Grateful for: Ownership, and Disownership
Here is just one way I can tell that I still have healing to do in this lifetime:
When I see someone doing something that just doesn’t seem “right” to me; when I see someone expecting another person to take responsibility for them; when someone acts toward me with what appears to be unkindness or selfish intent; when a painful memory from years past pops into my head …
And it bothers me.
The anger, resentment, irritability, whatever … that is a sign of healing left to be done. Whatever is pushing those buttons, chances are the buttons are actually woundedness from long ago. It’s not something that exists in the present, but I’ve still carried it with me.
Today I am expressing gratitude for ownership. I am able to own my thoughts, feelings, emotions, and overall spiritual well-being. I can own my happiness and take responsibility for it. I no longer view myself as a victim of life’s whims, because in every situation, I have a choice – whether it’s to walk away, keep on going, or just to simply choose a better outlook.
In that, I reclaim my power.
I also express gratitude for disownership. The thoughts, feelings, and emotions, and actions of another person don’t belong to me – even if that person says that I caused them. That’s because they, too, always have a choice. That’s not an excuse to act like a jerk and then feel like I have the right to get off scot-free. It is, however, a sanity saver when I catch myself feeling I need to behave or think in a certain way in order to gain someone’s approval or avoid their wrath. It’s also a concept that has helped me to offload mountains of guilt.
I hope that you’ll own this day, and all days, and seize it with all of your power – for kindness, joy, peace, and happiness.
Change: The Great Constant
“The one constant in life is change.”
I might be mangling that quote, but dang, isn’t it the truth? Like I mentioned in my last post, I haven’t come across any situation yet that’s permanent. That point was driven home to me today.
In addition to my full-time “get dressed up and sit behind a computer” job, I have for many years worked part time as a group fitness instructor. Today I found out that the gym where I have taught for many years (and where I have loved working) was sold to a national chain. There was much frenzied exchange between myself and other instructor friends, as we were all taken by surprise. Much of our discussion revolved around fear of the unknown … what was going to happen to us, the members, the other people who work there?
There is certainly a difference between the change that you initiate yourself, and the change that’s brought on by outside events. In the former, you feel a sense of being in control. You’re the one who decided! The latter, though, is much more frightening. What does the future hold? Why would someone else make a decision that directly influences me so much? It’s often unwanted, and it can provoke many unsettling emotions – anger, sadness, fear.
I’m sad that this era is coming to an end. This wasn’t the fanciest gym but it’s always been the friendliest. I’ve worked for more high-end places, and they might have paid more or had fancier equipment or nicer locker rooms, but it just wasn’t as welcoming or rewarding.
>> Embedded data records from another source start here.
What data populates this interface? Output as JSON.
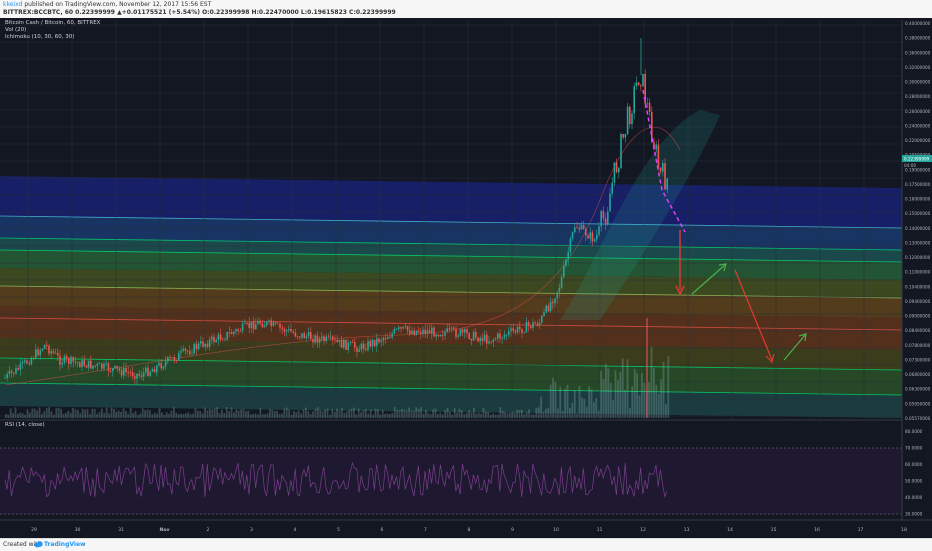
{
  "header": {
    "author": "kkeixd",
    "published": " published on TradingView.com, November 12, 2017 15:56 EST",
    "symbol_line": "BITTREX:BCCBTC, 60  0.22399999 ▲+0.01175521 (+5.54%) O:0.22399998 H:0.22470000 L:0.19615823 C:0.22399999",
    "change_color": "#26a69a"
  },
  "legends": {
    "title": "Bitcoin Cash / Bitcoin, 60, BITTREX",
    "volume": "Vol (20)",
    "ichimoku": "Ichimoku (10, 30, 60, 30)",
    "rsi": "RSI (14, close)"
  },
  "price_axis": {
    "labels": [
      "0.40000000",
      "0.38000000",
      "0.36000000",
      "0.32000000",
      "0.30000000",
      "0.28000000",
      "0.26000000",
      "0.24000000",
      "0.22000000",
      "0.20500000",
      "0.19000000",
      "0.17500000",
      "0.16000000",
      "0.15000000",
      "0.14000000",
      "0.13000000",
      "0.12000000",
      "0.11000000",
      "0.10400000",
      "0.09400000",
      "0.09000000",
      "0.08400000",
      "0.07800000",
      "0.07300000",
      "0.06800000",
      "0.06300000",
      "0.05950000",
      "0.05570000"
    ],
    "last_price": "0.22399999",
    "countdown": "04:00",
    "last_price_color": "#26a69a"
  },
  "rsi_axis": {
    "labels": [
      "80.0000",
      "70.0000",
      "60.0000",
      "50.0000",
      "40.0000",
      "30.0000"
    ]
  },
  "time_axis": {
    "labels": [
      "29",
      "30",
      "31",
      "Nov",
      "2",
      "3",
      "4",
      "5",
      "6",
      "7",
      "8",
      "9",
      "10",
      "11",
      "12",
      "13",
      "14",
      "15",
      "16",
      "17",
      "18"
    ]
  },
  "colors": {
    "background": "#131722",
    "candle_up": "#26a69a",
    "candle_down": "#ef5350",
    "annotation_red": "#e53935",
    "annotation_green": "#4caf50",
    "annotation_magenta": "#e040fb",
    "rsi_line": "#7b3f8c",
    "fib_levels": "#00e676"
  },
  "footer": {
    "created_with": "Created with",
    "brand": "TradingView"
  }
}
I’ve made genuine friendships, and the good thing is that those will stay with me long after the transition has ended. Nonetheless, I’ll miss it. It’s been a great run.
And so it goes with change … some of it is welcome, some of it is not. But it’s a fact of life, and today I am focused on acceptance of this. God, grant me the serenity to accept the things I cannot change, courage to change the things I can, and the wisdom to know the difference.
You’re ALL Good
Feelings can be so darn inconvenient sometimes, no? There can be tears when you want them the least, anger when you’d rather just get along, jealousy and envy when you feel like you should just be happy for someone – hence producing guilt and shame, a whole other set of things you don’t want to feel.
Many of us have been socialized to believe that only certain feelings are acceptable. Usually, it’s something along the happy-content-complacent scale. Anger is to be stuffed, tears only shown at the appropriate moment (which is likely in private), and so on. Being pleasant and happy and “approachable” is often the mark we think we should hit 100 percent of the time.
But, here’s the rub. We’re human. Our feelings are natural and part of us, just like the physical parts of our body. Attempting to control what we’re feeling – when the basis of it is I shouldn’t be feeling this way – only leads to more emotional destruction later on. We learn to not feel certain things, or to express those feelings inappropriately, or to not even express them at all.
In my journey of self-discovery and growth, I’ve had to learn that all of my feelings are OK, that they aren’t necessarily facts, they aren’t fatal, and that they will pass – good and bad. They also belong to me and me alone. Nobody else has the right to control them, and ultimately, no one else can. I’ll keep on feeling whatever I’m feeling no matter what someone else says I should feel.
All of your feelings are yours, and they are precious. Recognize them, honor them, learn how they influence you. Express your truth as honestly and appropriately as possible. Give yourself that measure of acceptance. You’re worth it.